Scaling instruct models(缩放指令模型)
This paper introduces FLAN (Fine-tuned LAnguage Net), an instruction finetuning method, and presents the results of its application. The study demonstrates that by fine-tuning the 540B PaLM model on 1836 tasks while incorporating Chain-of-Thought Reasoning data, FLAN achieves improvements in generalization, human usability, and zero-shot reasoning over the base model. The paper also provides detailed information on how each these aspects was evaluated.

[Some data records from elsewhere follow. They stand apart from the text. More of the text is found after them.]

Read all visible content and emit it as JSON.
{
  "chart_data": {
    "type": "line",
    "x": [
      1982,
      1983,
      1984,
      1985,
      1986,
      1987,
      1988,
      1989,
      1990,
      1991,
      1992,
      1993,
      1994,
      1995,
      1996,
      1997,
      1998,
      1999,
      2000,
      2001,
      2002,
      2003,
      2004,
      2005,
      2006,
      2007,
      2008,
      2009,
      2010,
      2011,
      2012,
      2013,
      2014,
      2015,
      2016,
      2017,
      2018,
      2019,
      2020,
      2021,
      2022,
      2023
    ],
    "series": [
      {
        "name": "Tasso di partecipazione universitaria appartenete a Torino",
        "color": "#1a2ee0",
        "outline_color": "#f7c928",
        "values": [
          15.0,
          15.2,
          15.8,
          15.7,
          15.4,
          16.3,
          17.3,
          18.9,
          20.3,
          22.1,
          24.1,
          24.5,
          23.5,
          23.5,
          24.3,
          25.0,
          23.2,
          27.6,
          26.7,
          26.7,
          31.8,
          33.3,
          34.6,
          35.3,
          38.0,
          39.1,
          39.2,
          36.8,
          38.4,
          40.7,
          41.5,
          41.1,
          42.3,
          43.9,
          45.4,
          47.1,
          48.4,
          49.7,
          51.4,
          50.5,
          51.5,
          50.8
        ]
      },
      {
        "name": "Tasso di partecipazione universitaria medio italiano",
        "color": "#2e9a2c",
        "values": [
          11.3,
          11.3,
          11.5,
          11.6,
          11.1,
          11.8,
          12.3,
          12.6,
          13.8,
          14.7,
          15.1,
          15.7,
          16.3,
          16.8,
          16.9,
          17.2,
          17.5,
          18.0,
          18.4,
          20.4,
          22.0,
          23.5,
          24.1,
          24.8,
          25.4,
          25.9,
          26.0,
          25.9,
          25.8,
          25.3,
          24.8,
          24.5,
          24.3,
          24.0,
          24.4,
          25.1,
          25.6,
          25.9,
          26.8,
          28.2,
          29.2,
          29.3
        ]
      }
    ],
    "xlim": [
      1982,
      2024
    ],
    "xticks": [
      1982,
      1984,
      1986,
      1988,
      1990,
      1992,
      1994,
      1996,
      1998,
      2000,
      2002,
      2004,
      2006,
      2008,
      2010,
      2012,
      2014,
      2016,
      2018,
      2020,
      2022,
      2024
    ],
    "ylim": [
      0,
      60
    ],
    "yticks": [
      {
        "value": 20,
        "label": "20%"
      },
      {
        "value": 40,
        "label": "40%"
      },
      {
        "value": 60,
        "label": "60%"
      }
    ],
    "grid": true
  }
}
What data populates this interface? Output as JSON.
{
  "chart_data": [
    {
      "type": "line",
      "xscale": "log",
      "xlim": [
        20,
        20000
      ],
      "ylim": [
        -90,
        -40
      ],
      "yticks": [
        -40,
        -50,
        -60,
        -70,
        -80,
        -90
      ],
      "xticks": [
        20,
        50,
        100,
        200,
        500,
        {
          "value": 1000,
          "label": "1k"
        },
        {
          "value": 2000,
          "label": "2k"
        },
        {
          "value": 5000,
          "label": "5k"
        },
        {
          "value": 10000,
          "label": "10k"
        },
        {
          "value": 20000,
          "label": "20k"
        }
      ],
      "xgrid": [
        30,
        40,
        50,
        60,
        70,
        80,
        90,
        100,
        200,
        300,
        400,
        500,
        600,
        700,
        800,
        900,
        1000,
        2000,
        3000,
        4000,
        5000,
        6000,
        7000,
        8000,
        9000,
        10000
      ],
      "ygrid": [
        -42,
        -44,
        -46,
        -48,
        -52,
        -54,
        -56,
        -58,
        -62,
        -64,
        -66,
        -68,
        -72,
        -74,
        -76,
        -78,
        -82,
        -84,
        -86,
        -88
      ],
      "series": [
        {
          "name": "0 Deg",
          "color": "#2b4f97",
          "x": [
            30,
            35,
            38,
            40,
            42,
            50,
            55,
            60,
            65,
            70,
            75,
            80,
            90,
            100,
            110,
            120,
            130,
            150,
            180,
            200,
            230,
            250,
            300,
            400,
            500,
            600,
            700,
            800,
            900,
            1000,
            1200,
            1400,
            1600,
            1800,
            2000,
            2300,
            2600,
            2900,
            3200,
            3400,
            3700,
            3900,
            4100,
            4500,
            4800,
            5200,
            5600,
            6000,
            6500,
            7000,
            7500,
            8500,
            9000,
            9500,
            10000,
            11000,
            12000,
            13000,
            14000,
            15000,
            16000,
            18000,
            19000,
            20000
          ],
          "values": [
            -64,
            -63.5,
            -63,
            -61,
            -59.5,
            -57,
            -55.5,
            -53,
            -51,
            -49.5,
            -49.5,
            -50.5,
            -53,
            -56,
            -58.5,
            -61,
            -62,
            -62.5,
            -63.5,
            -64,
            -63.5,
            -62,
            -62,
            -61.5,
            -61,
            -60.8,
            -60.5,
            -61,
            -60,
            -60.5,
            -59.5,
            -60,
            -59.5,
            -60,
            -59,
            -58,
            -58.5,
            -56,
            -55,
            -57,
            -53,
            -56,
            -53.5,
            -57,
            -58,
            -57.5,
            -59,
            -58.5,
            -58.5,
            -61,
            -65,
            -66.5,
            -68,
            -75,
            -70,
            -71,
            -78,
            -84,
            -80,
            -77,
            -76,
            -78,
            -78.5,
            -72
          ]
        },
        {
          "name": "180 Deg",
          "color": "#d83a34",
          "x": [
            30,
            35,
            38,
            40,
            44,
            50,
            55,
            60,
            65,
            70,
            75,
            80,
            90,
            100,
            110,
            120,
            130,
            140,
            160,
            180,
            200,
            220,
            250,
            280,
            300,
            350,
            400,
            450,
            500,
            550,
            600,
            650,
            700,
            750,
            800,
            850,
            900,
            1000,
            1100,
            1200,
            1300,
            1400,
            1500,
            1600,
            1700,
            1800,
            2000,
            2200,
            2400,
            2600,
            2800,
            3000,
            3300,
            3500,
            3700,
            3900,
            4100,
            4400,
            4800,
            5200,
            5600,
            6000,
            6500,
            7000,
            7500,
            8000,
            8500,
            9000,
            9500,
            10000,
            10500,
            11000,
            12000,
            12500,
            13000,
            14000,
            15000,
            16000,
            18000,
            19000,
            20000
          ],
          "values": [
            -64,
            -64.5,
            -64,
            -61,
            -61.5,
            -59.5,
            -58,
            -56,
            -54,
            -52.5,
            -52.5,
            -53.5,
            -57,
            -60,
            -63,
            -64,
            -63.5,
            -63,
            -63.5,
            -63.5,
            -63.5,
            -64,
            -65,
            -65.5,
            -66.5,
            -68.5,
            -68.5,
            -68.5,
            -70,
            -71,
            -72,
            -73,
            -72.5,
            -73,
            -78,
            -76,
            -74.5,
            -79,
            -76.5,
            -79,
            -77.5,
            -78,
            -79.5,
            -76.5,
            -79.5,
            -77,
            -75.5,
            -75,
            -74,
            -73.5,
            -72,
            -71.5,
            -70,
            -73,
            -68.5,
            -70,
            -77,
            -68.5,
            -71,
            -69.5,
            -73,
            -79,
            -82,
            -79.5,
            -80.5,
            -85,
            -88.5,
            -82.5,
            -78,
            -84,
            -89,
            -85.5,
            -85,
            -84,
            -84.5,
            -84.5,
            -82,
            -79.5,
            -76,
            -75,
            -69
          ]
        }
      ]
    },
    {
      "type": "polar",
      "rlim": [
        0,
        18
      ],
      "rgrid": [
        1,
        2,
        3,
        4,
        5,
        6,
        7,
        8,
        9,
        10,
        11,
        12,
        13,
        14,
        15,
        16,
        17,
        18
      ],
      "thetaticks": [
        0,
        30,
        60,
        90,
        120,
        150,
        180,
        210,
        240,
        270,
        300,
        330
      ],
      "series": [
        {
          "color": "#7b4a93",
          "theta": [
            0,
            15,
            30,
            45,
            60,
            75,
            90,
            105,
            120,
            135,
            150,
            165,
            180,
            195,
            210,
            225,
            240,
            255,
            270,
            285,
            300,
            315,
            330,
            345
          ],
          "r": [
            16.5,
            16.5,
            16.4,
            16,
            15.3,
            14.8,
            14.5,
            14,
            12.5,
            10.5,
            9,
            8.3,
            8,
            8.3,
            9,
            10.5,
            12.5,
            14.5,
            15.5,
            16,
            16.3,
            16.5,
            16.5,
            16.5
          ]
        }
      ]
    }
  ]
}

Here is the image from the lecture slides that illustrates the fine-tuning tasks and datasets employed in training FLAN. The task selection expands on previous works by incorporating dialogue and program synthesis tasks from Muffin and integrating them with new Chain of Thought Reasoning tasks. It also includes subsets of other task collections, such as T0 and Natural Instructions v2. Some tasks were held-out during training, and they were later used to evaluate the model's performance on unseen tasks.
本文介绍了FLAN(Fine-tuned LAnguage Net),一种指令微调方法,并展示了其应用的结果。研究表明,通过在1836个任务上对540B PaLM模型进行微调,同时结合思维链推理数据,FLAN在泛化能力、人类可用性和零样本推理方面取得了比基础模型更好的改进。论文还提供了关于这些方面如何评估的详细信息。
以下是来自讲座幻灯片的图片,展示了训练FLAN时使用的微调任务和数据集。任务选择扩展了之前的工作,通过纳入Muffin的对话和程序合成任务,并将其与新的思维链推理任务整合。它还包括其他任务集合的子集,如T0和Natural Instructions v2。一些任务在训练过程中被保留,后来用于评估模型在未见任务上的性能。